More than 600 disabled veterans from all over the country are gathering in Philadelphia for the National Veterans Wheelchair Games which begin Tuesday. They will compete in 18 different events, including wheelchair baseball and tennis as well as swimming.
Eugene Tatom Sr. of Philadelphia will be one of the athletes going for the win. Tatom was 22 years old, and almost done serving in Vietnam when he stepped on a landmine, severely injuring his legs. Ever since he only can walk short distances with the help of braces and a cane.

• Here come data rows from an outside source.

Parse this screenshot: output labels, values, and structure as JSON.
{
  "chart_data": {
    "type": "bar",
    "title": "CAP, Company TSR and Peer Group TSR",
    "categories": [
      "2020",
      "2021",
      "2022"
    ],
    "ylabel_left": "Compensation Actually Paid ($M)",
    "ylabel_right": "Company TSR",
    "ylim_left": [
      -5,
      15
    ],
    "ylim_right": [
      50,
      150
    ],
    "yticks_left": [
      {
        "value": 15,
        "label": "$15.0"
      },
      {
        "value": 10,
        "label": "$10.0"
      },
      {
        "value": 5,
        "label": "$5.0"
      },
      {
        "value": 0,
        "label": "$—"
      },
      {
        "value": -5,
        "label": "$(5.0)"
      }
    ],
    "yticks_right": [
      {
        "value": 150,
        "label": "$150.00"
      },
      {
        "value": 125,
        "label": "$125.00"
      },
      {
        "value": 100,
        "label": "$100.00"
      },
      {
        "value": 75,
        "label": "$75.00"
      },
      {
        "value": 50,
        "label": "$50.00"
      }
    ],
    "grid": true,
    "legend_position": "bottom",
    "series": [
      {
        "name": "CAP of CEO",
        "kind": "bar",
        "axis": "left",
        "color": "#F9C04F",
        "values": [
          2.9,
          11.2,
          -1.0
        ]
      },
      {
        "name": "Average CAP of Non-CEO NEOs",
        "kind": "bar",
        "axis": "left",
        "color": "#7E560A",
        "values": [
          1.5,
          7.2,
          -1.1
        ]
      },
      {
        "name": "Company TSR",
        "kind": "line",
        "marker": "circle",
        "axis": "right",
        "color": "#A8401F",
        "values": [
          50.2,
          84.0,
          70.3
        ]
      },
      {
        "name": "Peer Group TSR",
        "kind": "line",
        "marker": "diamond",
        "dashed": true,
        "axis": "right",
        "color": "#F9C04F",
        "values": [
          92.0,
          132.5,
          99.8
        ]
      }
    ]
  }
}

He was an athlete in high school, and says sports saved his sanity post injury. “When I started feeling sorry for myself, I was able to go to the gym, and was able to work out and think more clearly,” he explained. “By me working out constantly, I was able to stay physically fit, and that helped me mentally, to deal with my problems.”
The games showcase both athleticism, and a shared journey, says Julia Fries, a recreational therapist at the Philadelphia VA medical center who coaches some of the participating athletes.
“There is intense competition, where you see people sort of rolling each other over and competing fiercely, but at the same time there is a wonderful camaraderie, where you might see somebody kind of bump somebody out of their wheelchair in competition, but then they will turn around, reach out their arm, and help them off the floor,” she said.
Fries says sports bring a degree of normalcy back into the lives of veterans who have sustained severe injuries. It boosts confidence and allows disabled vets to focus on all they still can do.
It’s this idea that Eugene Tatom wants to pass on to young disabled veterans — to help them learn how to live with their injuries. “I approach the guys, I know what they are going through, I try to get them involved in things in the neighborhood. I tell them to come out for the teams and all.”
Tatom is married, he has five sons and five grandchildren who cheer him on when he’s on the court or in the pool.
He says the games are all about competition, camaraderie, and making lasting connections. He’s on the receiving end of more than a bit of good-natured teasing because he is one of the older athletes. “They call me ‘old man’ — I get tired of hearing that,” he said with a chuckle.